離島60めぐり---第13訪島(2)

 喜界島(きかいじま)

●奄美群島
_鹿児島県 南の海に浮かぶ歴史と美女悲話の島

奄美大島から東へ25キロメートル、空路15分。喜界島に伝わる天女の伝説を紹介しておきたい。


ムチャ加那をしのんで建立された『ムチャ加那の碑』が女性的な雰囲気をかもしている。

日本の島再発見_鹿児島県_奄美群島_喜界島_「島育ち」の歌で有名なムチャ加那の碑
「島育ち」の歌で有名なムチャ加那の碑

これは、まだ薩摩(鹿児島)が琉球王国(沖縄)を征服していた頃の話。


世にもまれな美女、マショカナという女性が住んでいた。
ムチャ加那はその娘で、母親同様の美しさだったために、村の女たちは嫉妬して、彼女を荒海の打ち寄せる岩場に誘いだし、海に突き落としたと伝えられている。


いつの時代でも女のジェラシーは恐ろしいという“定説”を、こんな離島であらためて教えられるとは思わなかった。


♪赤いソテツの 実も熟れる頃 加那も年頃…田端義夫の『島育ち』はこの美女の悲話を歌ったものだ。

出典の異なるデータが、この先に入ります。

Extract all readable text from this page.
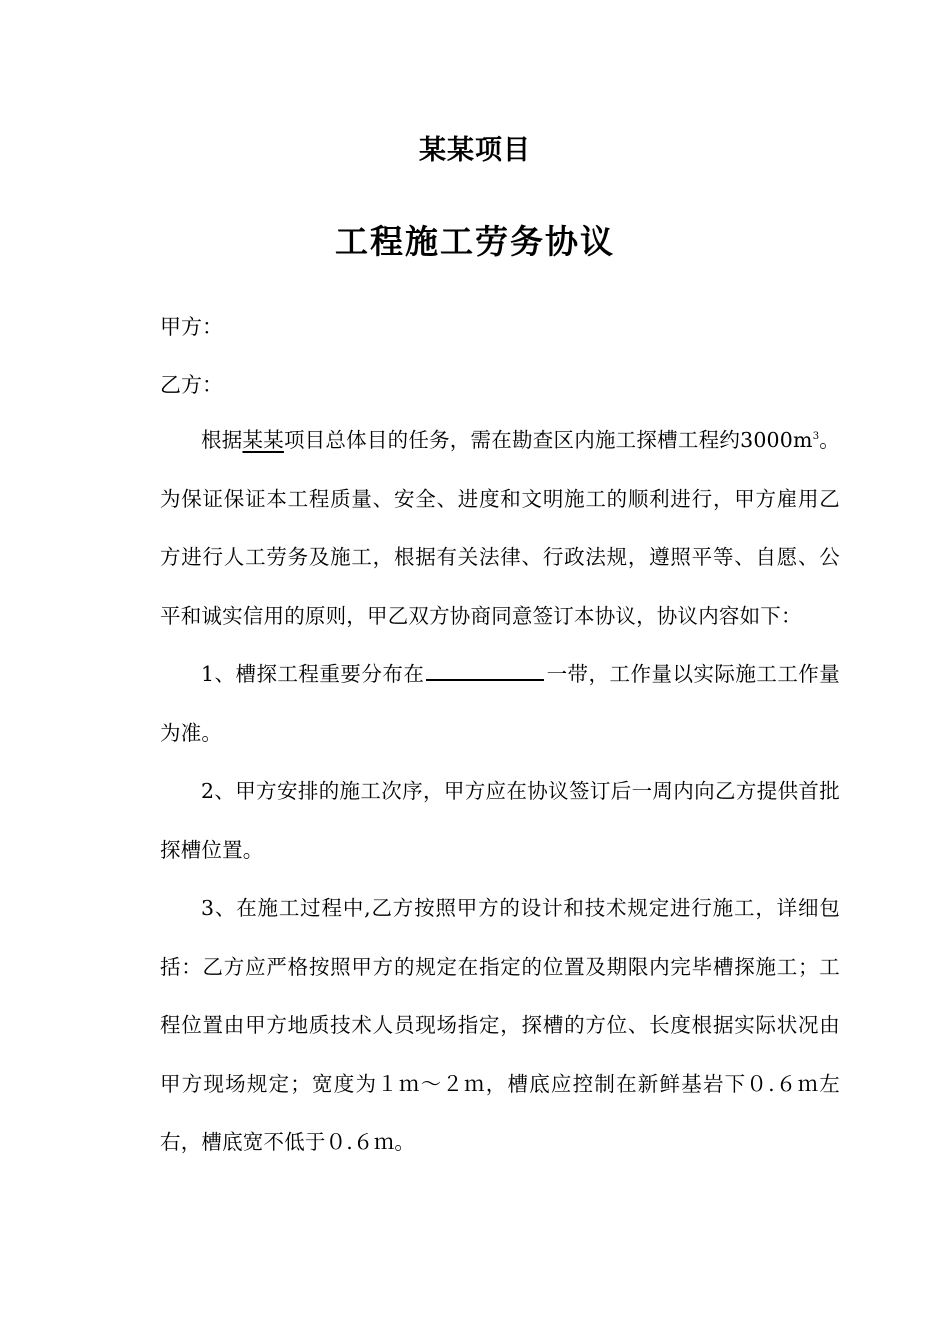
某某项目
工程施工劳务协议
甲方：
乙方：

根据某某项目总体目的任务，需在勘查区内施工探槽工程约$3000m^3$。为保证保证本工程质量、安全、进度和文明施工的顺利进行，甲方雇用乙方进行人工劳务及施工，根据有关法律、行政法规，遵照平等、自愿、公平和诚实信用的原则，甲乙双方协商同意签订本协议，协议内容如下：

1、槽探工程重要分布在	一带，工作量以实际施工工作量为准。

2、甲方安排的施工次序，甲方应在协议签订后一周内向乙方提供首批探槽位置。

3、在施工过程中,乙方按照甲方的设计和技术规定进行施工，详细包括：乙方应严格按照甲方的规定在指定的位置及期限内完毕槽探施工；工程位置由甲方地质技术人员现场指定，探槽的方位、长度根据实际状况由甲方现场规定；宽度为１ｍ～２ｍ，槽底应控制在新鲜基岩下０.６ｍ左右，槽底宽不低于０.６ｍ。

日本の島再発見_鹿児島県_奄美群島_喜界島_「島育ち」を口ずさむ筆者
「島育ち」を口ずさむ筆者

そのムチャ加那の碑のすぐそばに『望郷の碑』がある。
小野津(喜界島の北端)で生まれ、大志を抱きそれぞれ本土の各地に雄飛していった島の若者たち。
しかし、志し半ばで挫折し不本意な生活を送った若者もいた。
どんな境遇でも、みんな出身地の発展を思い「いつの日か再び小野津の空に来たらん事を祈る」と刻まれている碑文を読んでいると、私のような年代は万感胸にせまり、熱いものがこみあげてきた。